The Impact of Pets on Mental Health and Work Productivity
Recent studies show that more than 20% of the United States’ workforce is now working from home, and up to 30% could be working from home, multiple days per year, by the end of 2021. Today, this means that where you used to get a sense of community from going into the office, you now must find over virtual meetings and conference calls.
One way to adjust to this new normal and make your new home office a little less lonely is to share the space with a pet. While you can’t bounce your ideas off of them, there are many benefits to working from home with a pet by your side.
Studies have shown that pets can be used as emotional support to reduce stress, anxiety, and depression. Some of the ways that they do this are by encouraging exercise and easing loneliness. Studies have also shown that people with dogs tend to have lower blood pressure. Having an animal as a loving companion will drop cortisol levels and raise oxytocin and dopamine levels in your brain.
I think it goes without saying that when your mental health in a good place, you will do better at your job. You will be able to be more productive, clear-headed, and focussed when you are in a good headspace. Also, if you choose to bring them to sit in on a virtual zoom meeting, it can help elevate the mood of your team, and bring something to bond over.
Now let’s get into work stress. According to stress.org and Wrike’s, in 2019, 94% of American workers report experiencing stress at their workplace. Around 23% of them described their stress levels as high, while 6% said their levels of stress were unreasonably high.

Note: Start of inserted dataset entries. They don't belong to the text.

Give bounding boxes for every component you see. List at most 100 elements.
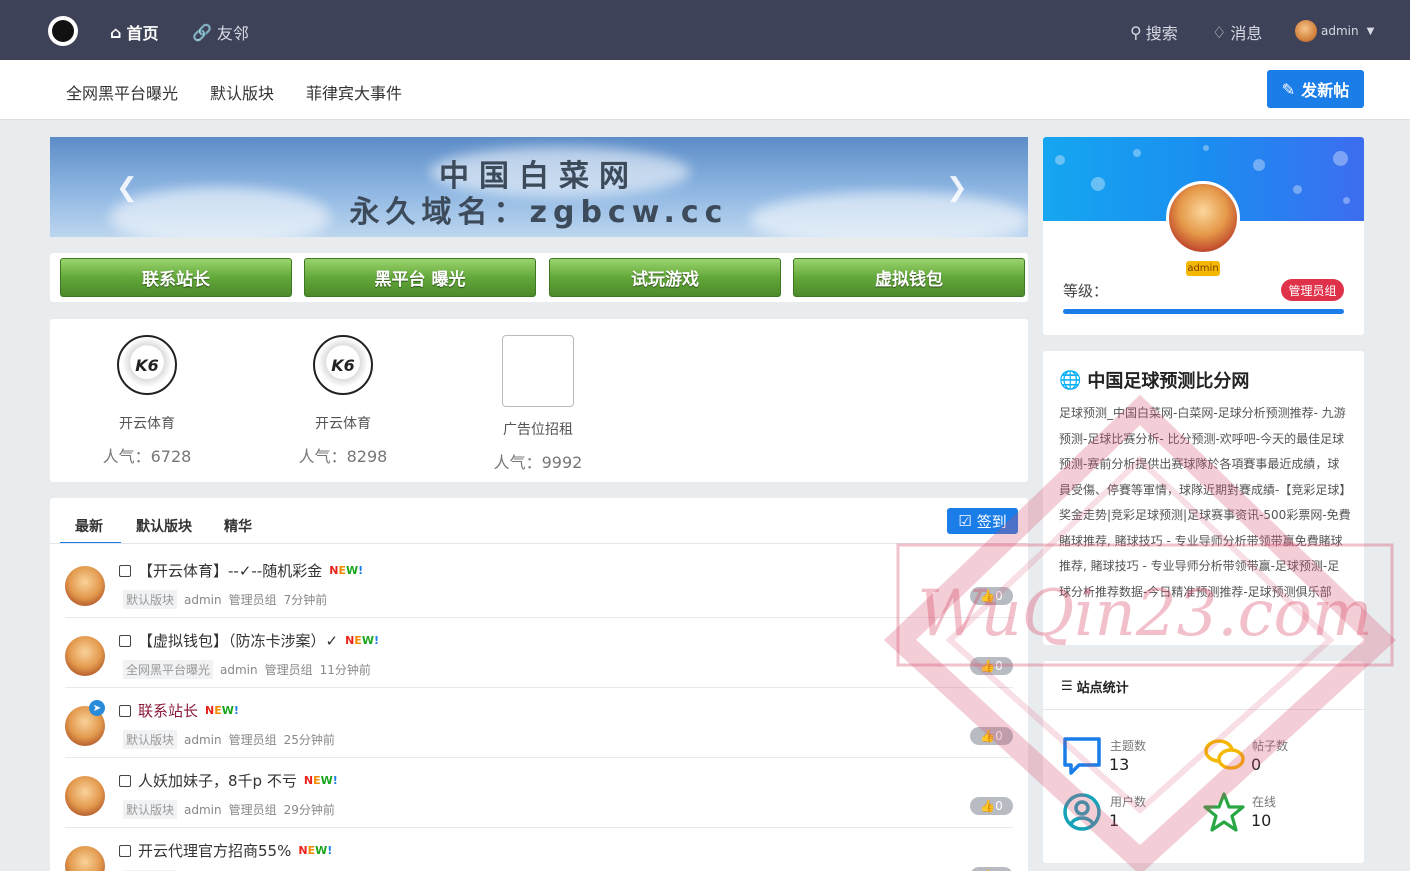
trial-game-button[interactable]: 试玩游戏 [549,258,781,297]
checkbox[interactable] [119,844,131,857]
like-count[interactable]: 👍0 [970,797,1013,815]
site-title: 🌐 中国足球预测比分网 [1059,369,1250,393]
new-badge: NEW! [345,634,379,647]
thread-group: 管理员组 [264,663,313,677]
user-circle-icon [1063,793,1101,831]
tab-featured[interactable]: 精华 [224,516,252,536]
checkbox[interactable] [119,564,131,577]
thread-author[interactable]: admin [220,663,258,677]
thumbs-up-icon: 👍 [980,589,996,603]
thumbs-up-icon: 👍 [980,729,996,743]
tab-default-board[interactable]: 默认版块 [136,516,192,536]
messages-button[interactable]: ♢ 消息 [1212,20,1262,44]
thread-category[interactable]: 默认版块 [123,590,178,609]
globe-icon: 🌐 [1059,369,1082,391]
contact-admin-button[interactable]: 联系站长 [60,258,292,297]
ad-item[interactable]: 广告位招租 人气：9992 [458,335,618,473]
thread-time: 11分钟前 [319,663,371,677]
avatar[interactable] [65,566,105,606]
quick-links-bar: 联系站长 黑平台 曝光 试玩游戏 虚拟钱包 [50,253,1028,302]
avatar[interactable] [65,776,105,816]
like-count[interactable]: 👍0 [970,587,1013,605]
nav-home[interactable]: ⌂ 首页 [110,20,158,44]
new-badge: NEW! [329,564,364,577]
carousel-prev-icon[interactable]: ❮ [116,173,138,203]
user-menu[interactable]: admin ▼ [1295,20,1374,42]
thumbs-up-icon: 👍 [980,659,996,673]
avatar[interactable] [65,636,105,676]
thread-row[interactable]: ➤ 联系站长 NEW! 默认版块 admin 管理员组 25分钟前 👍 0 [65,688,1013,758]
stat-posts: 帖子数 0 [1203,735,1333,781]
search-button[interactable]: ⚲ 搜索 [1130,20,1178,44]
server-icon: ☰ [1061,679,1073,694]
subnav-item[interactable]: 全网黑平台曝光 [66,80,178,104]
thread-meta: 默认版块 admin 管理员组 7分钟前 [123,590,327,609]
thread-title[interactable]: 【开云体育】--✓--随机彩金 NEW! [119,560,363,581]
checkbox[interactable] [119,774,131,787]
checkbox[interactable] [119,634,131,647]
calendar-check-icon: ☑ [958,512,972,530]
ad-logo: K6 [313,335,373,395]
username-tag: admin [1186,261,1220,276]
tab-latest[interactable]: 最新 [75,516,103,536]
like-count[interactable]: 👍0 [970,727,1013,745]
thread-list-card: 最新 默认版块 精华 ☑ 签到 【开云体育】--✓--随机彩金 NEW! 默认版块 a… [50,498,1028,871]
search-icon: ⚲ [1130,22,1142,42]
thread-category[interactable]: 全网黑平台曝光 [123,660,214,679]
avatar[interactable] [1166,181,1240,255]
checkbox[interactable] [119,704,131,717]
thread-row[interactable]: 【开云体育】--✓--随机彩金 NEW! 默认版块 admin 管理员组 7分钟前 👍 0 [65,548,1013,618]
stat-users: 用户数 1 [1061,791,1191,837]
new-badge: NEW! [298,844,333,857]
thread-category[interactable]: 默认版块 [123,730,178,749]
bell-icon: ♢ [1212,22,1227,42]
thread-author[interactable]: admin [184,803,222,817]
thread-author[interactable]: admin [184,733,222,747]
virtual-wallet-button[interactable]: 虚拟钱包 [793,258,1025,297]
thread-row[interactable]: 【虚拟钱包】（防冻卡涉案）✓ NEW! 全网黑平台曝光 admin 管理员组 11分钟前 👍… [65,618,1013,688]
thread-time: 29分钟前 [283,803,335,817]
chats-icon [1204,739,1245,770]
caret-down-icon: ▼ [1366,25,1375,37]
new-badge: NEW! [303,774,338,787]
nav-links[interactable]: 🔗 友邻 [192,20,249,44]
like-count[interactable]: 👍0 [970,657,1013,675]
sign-in-button[interactable]: ☑ 签到 [947,508,1018,534]
ad-item[interactable]: K6 开云体育 人气：8298 [263,335,423,467]
ad-logo: K6 [117,335,177,395]
edit-icon: ✎ [1281,79,1296,99]
banner-text: 永久域名：zgbcw.cc [349,195,729,230]
thread-author[interactable]: admin [184,593,222,607]
site-logo[interactable] [48,16,78,46]
thread-meta: 默认版块 admin 管理员组 25分钟前 [123,730,335,749]
banner-carousel[interactable]: 中国白菜网 永久域名：zgbcw.cc ❮ ❯ [50,137,1028,237]
carousel-next-icon[interactable]: ❯ [946,173,968,203]
blacklist-button[interactable]: 黑平台 曝光 [304,258,536,297]
forum-subnav: 全网黑平台曝光 默认版块 菲律宾大事件 [0,60,1410,120]
broken-image-icon [502,335,574,407]
subnav-item[interactable]: 默认版块 [210,80,274,104]
site-description: 足球预测_中国白菜网-白菜网-足球分析预测推荐- 九游预测-足球比赛分析- 比分… [1059,406,1351,599]
stats-title: ☰ 站点统计 [1061,679,1129,696]
subnav-item[interactable]: 菲律宾大事件 [306,80,402,104]
thread-title[interactable]: 联系站长 NEW! [119,700,239,721]
thread-meta: 全网黑平台曝光 admin 管理员组 11分钟前 [123,660,371,679]
divider [50,543,1028,544]
new-post-button[interactable]: ✎ 发新帖 [1267,70,1364,108]
thread-row[interactable]: 开云代理官方招商55%NEW!默认版块admin管理员组👍0 [65,828,1013,871]
divider [1043,709,1364,710]
ad-item[interactable]: K6 开云体育 人气：6728 [67,335,227,467]
chat-icon [1063,737,1101,775]
star-icon [1203,792,1245,832]
thread-title[interactable]: 人妖加妹子，8千p 不亏 NEW! [119,770,338,791]
thread-row[interactable]: 人妖加妹子，8千p 不亏 NEW! 默认版块 admin 管理员组 29分钟前 👍 0 [65,758,1013,828]
thread-category[interactable]: 默认版块 [123,800,178,819]
thread-title[interactable]: 【虚拟钱包】（防冻卡涉案）✓ NEW! [119,630,379,651]
top-navbar: ⌂ 首页 🔗 友邻 ⚲ 搜索 ♢ 消息 admin ▼ [0,0,1410,60]
thread-group: 管理员组 [228,593,277,607]
like-count[interactable]: 👍0 [970,867,1013,871]
avatar[interactable] [65,846,105,871]
thread-title[interactable]: 开云代理官方招商55% NEW! [119,840,332,861]
group-badge: 管理员组 [1281,279,1344,301]
level-progress-bar [1063,309,1344,314]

How can we use these mood-boosting companions to help with this problem?
According to adaa.org, in a recent survey of pet owners, 74% of pet owners reported mental health improvements from pet ownership, and 75% of pet owners reported a friend's or family member's mental health has improved because of the pets in their lives.

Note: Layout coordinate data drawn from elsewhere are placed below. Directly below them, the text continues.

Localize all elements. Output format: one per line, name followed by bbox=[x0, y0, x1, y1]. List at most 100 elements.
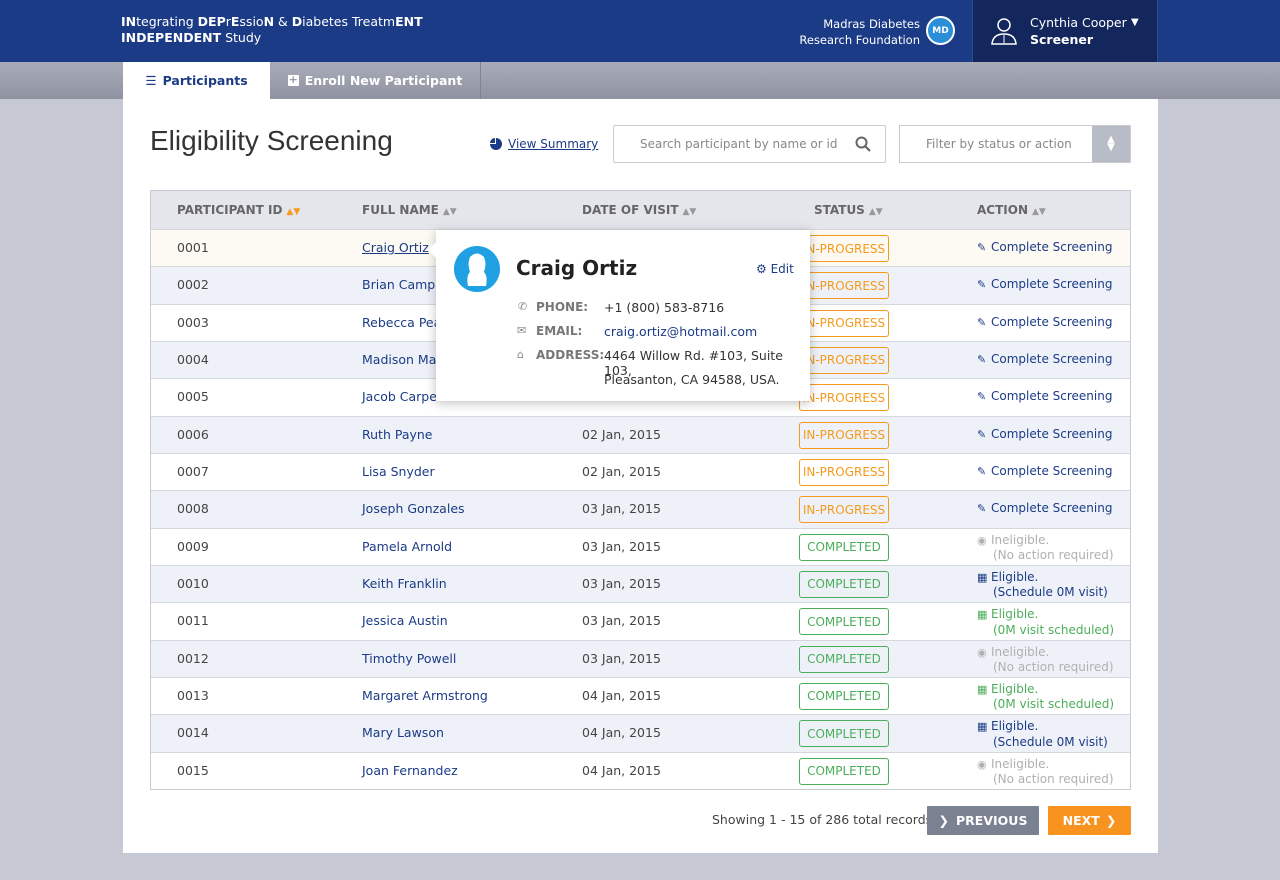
status-badge: COMPLETED bbox=[799, 608, 889, 636]
column-label: DATE OF VISIT bbox=[582, 203, 679, 217]
search-input[interactable]: Search participant by name or id bbox=[613, 125, 886, 163]
participant-id: 0011 bbox=[177, 613, 209, 629]
participant-name-link[interactable]: Brian Campb bbox=[362, 277, 443, 292]
action-link[interactable]: ✎ Complete Screening bbox=[977, 427, 1112, 443]
tab-bar: ☰ Participants + Enroll New Participant bbox=[0, 62, 1280, 99]
participant-id: 0015 bbox=[177, 762, 209, 778]
status-badge: IN-PROGRESS bbox=[799, 235, 889, 262]
study-title-fragment: IN bbox=[121, 14, 137, 29]
org-line2: Research Foundation bbox=[799, 33, 920, 47]
participant-popover: Craig Ortiz ⚙ Edit ✆ PHONE: +1 (800) 583… bbox=[428, 230, 810, 401]
sort-arrows-icon[interactable]: ▲ ▼ bbox=[1092, 126, 1130, 162]
action-link[interactable]: ✎ Complete Screening bbox=[977, 464, 1112, 480]
gear-icon: ⚙ bbox=[756, 262, 767, 276]
table-row: 0014 Mary Lawson 04 Jan, 2015 COMPLETED ▦ Eli… bbox=[151, 714, 1130, 752]
table-row: 0009 Pamela Arnold 03 Jan, 2015 COMPLETED ◉ I… bbox=[151, 527, 1130, 565]
column-label: ACTION bbox=[977, 203, 1028, 217]
participant-name-link[interactable]: Jacob Carper bbox=[362, 389, 442, 404]
sort-icon: ▲▼ bbox=[286, 207, 301, 217]
participant-name-link[interactable]: Mary Lawson bbox=[362, 725, 444, 740]
chevron-right-icon: ❯ bbox=[938, 813, 950, 828]
action-link[interactable]: ✎ Complete Screening bbox=[977, 277, 1112, 293]
user-menu[interactable]: Cynthia Cooper Screener ▼ bbox=[972, 0, 1158, 62]
pencil-icon: ✎ bbox=[977, 278, 987, 292]
participant-name-link[interactable]: Madison Ma bbox=[362, 352, 436, 367]
edit-button[interactable]: ⚙ Edit bbox=[756, 262, 794, 276]
action-sublabel: (Schedule 0M visit) bbox=[993, 734, 1108, 749]
action-link[interactable]: ✎ Complete Screening bbox=[977, 389, 1112, 405]
action-label: Ineligible. bbox=[991, 756, 1050, 771]
column-label: FULL NAME bbox=[362, 203, 439, 217]
participant-id: 0001 bbox=[177, 240, 209, 255]
tab-participants[interactable]: ☰ Participants bbox=[123, 62, 270, 99]
column-full-name[interactable]: FULL NAME ▲▼ bbox=[362, 203, 457, 217]
participant-name-link[interactable]: Jessica Austin bbox=[362, 613, 448, 628]
action-label: Complete Screening bbox=[991, 314, 1113, 329]
tab-enroll-new-participant[interactable]: + Enroll New Participant bbox=[270, 62, 481, 99]
participant-name-link[interactable]: Joseph Gonzales bbox=[362, 501, 465, 516]
chevron-right-icon: ❯ bbox=[1105, 813, 1117, 828]
study-title-fragment: & bbox=[274, 14, 292, 29]
participant-name-link[interactable]: Rebecca Pea bbox=[362, 315, 441, 330]
action-link[interactable]: ▦ Eligible. (Schedule 0M visit) bbox=[977, 719, 1108, 749]
calendar-icon: ▦ bbox=[977, 720, 988, 734]
status-badge: COMPLETED bbox=[799, 757, 889, 785]
study-title-fragment: iabetes Treatm bbox=[302, 14, 396, 29]
visit-date: 02 Jan, 2015 bbox=[582, 426, 661, 442]
participant-id: 0005 bbox=[177, 389, 209, 405]
previous-label: PREVIOUS bbox=[956, 813, 1028, 828]
column-status[interactable]: STATUS ▲▼ bbox=[814, 203, 883, 217]
participant-id: 0010 bbox=[177, 575, 209, 591]
address-line2: Pleasanton, CA 94588, USA. bbox=[604, 372, 780, 387]
email-link[interactable]: craig.ortiz@hotmail.com bbox=[604, 324, 757, 339]
action-link[interactable]: ✎ Complete Screening bbox=[977, 240, 1112, 256]
participant-name-link[interactable]: Margaret Armstrong bbox=[362, 688, 488, 703]
action-link[interactable]: ✎ Complete Screening bbox=[977, 352, 1112, 368]
action-link[interactable]: ▦ Eligible. (0M visit scheduled) bbox=[977, 682, 1114, 712]
participant-name-link[interactable]: Timothy Powell bbox=[362, 651, 456, 666]
status-badge: IN-PROGRESS bbox=[799, 346, 889, 374]
status-filter-select[interactable]: Filter by status or action ▲ ▼ bbox=[899, 125, 1131, 163]
search-icon[interactable] bbox=[855, 136, 871, 152]
participant-name-link[interactable]: Craig Ortiz bbox=[362, 240, 429, 255]
action-link[interactable]: ▦ Eligible. (0M visit scheduled) bbox=[977, 607, 1114, 637]
participant-id: 0014 bbox=[177, 725, 209, 741]
visit-date: 03 Jan, 2015 bbox=[582, 501, 661, 517]
status-badge: COMPLETED bbox=[799, 533, 889, 561]
status-badge: COMPLETED bbox=[799, 720, 889, 748]
action-link[interactable]: ▦ Eligible. (Schedule 0M visit) bbox=[977, 570, 1108, 600]
sort-icon: ▲▼ bbox=[442, 207, 457, 217]
study-title-fragment: N bbox=[263, 14, 275, 29]
participant-name-link[interactable]: Ruth Payne bbox=[362, 427, 433, 442]
caret-down-icon[interactable]: ▼ bbox=[1131, 17, 1139, 28]
next-button[interactable]: NEXT ❯ bbox=[1048, 806, 1131, 835]
column-participant-id[interactable]: PARTICIPANT ID ▲▼ bbox=[177, 203, 300, 217]
action-sublabel: (0M visit scheduled) bbox=[993, 697, 1115, 712]
participant-name-link[interactable]: Keith Franklin bbox=[362, 576, 447, 591]
page-title: Eligibility Screening bbox=[150, 125, 393, 156]
view-summary-link[interactable]: View Summary bbox=[490, 137, 598, 151]
eye-slash-icon: ◉ bbox=[977, 757, 987, 771]
next-label: NEXT bbox=[1062, 813, 1100, 828]
action-link[interactable]: ✎ Complete Screening bbox=[977, 315, 1112, 331]
participant-name-link[interactable]: Pamela Arnold bbox=[362, 539, 452, 554]
visit-date: 04 Jan, 2015 bbox=[582, 687, 661, 703]
pencil-icon: ✎ bbox=[977, 241, 987, 254]
plus-square-icon: + bbox=[287, 73, 299, 86]
column-date-of-visit[interactable]: DATE OF VISIT ▲▼ bbox=[582, 203, 696, 217]
table-row: 0015 Joan Fernandez 04 Jan, 2015 COMPLETED ◉… bbox=[151, 751, 1130, 789]
action-sublabel: (No action required) bbox=[993, 660, 1114, 675]
pie-chart-icon bbox=[490, 138, 502, 150]
action-sublabel: (No action required) bbox=[993, 772, 1114, 787]
previous-button[interactable]: ❯ PREVIOUS bbox=[927, 806, 1039, 835]
participant-name-link[interactable]: Lisa Snyder bbox=[362, 464, 435, 479]
column-action[interactable]: ACTION ▲▼ bbox=[977, 203, 1046, 217]
user-role: Screener bbox=[1030, 32, 1094, 47]
calendar-icon: ▦ bbox=[977, 570, 988, 584]
action-label: Eligible. bbox=[991, 607, 1039, 622]
action-link[interactable]: ✎ Complete Screening bbox=[977, 501, 1112, 517]
participant-name-link[interactable]: Joan Fernandez bbox=[362, 763, 458, 778]
status-badge: IN-PROGRESS bbox=[799, 272, 889, 300]
visit-date: 03 Jan, 2015 bbox=[582, 650, 661, 666]
study-title: INtegrating DEPrEssioN & Diabetes Treatm… bbox=[121, 14, 423, 46]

We all know that work can be stressful, not to mention all of the added stress that’s come with the year 2020. We’re facing extreme isolation, changes in both work life and home life, financial stress, political and societal distress, and the list goes on and on. While it may seem like everything around you is working to force your mental health into a decline, remember to focus your energy on the things that WILL improve your health. And if you don’t have a pet at home to work with, maybe it’s time that you consider getting one. 2020 may just be your year for that.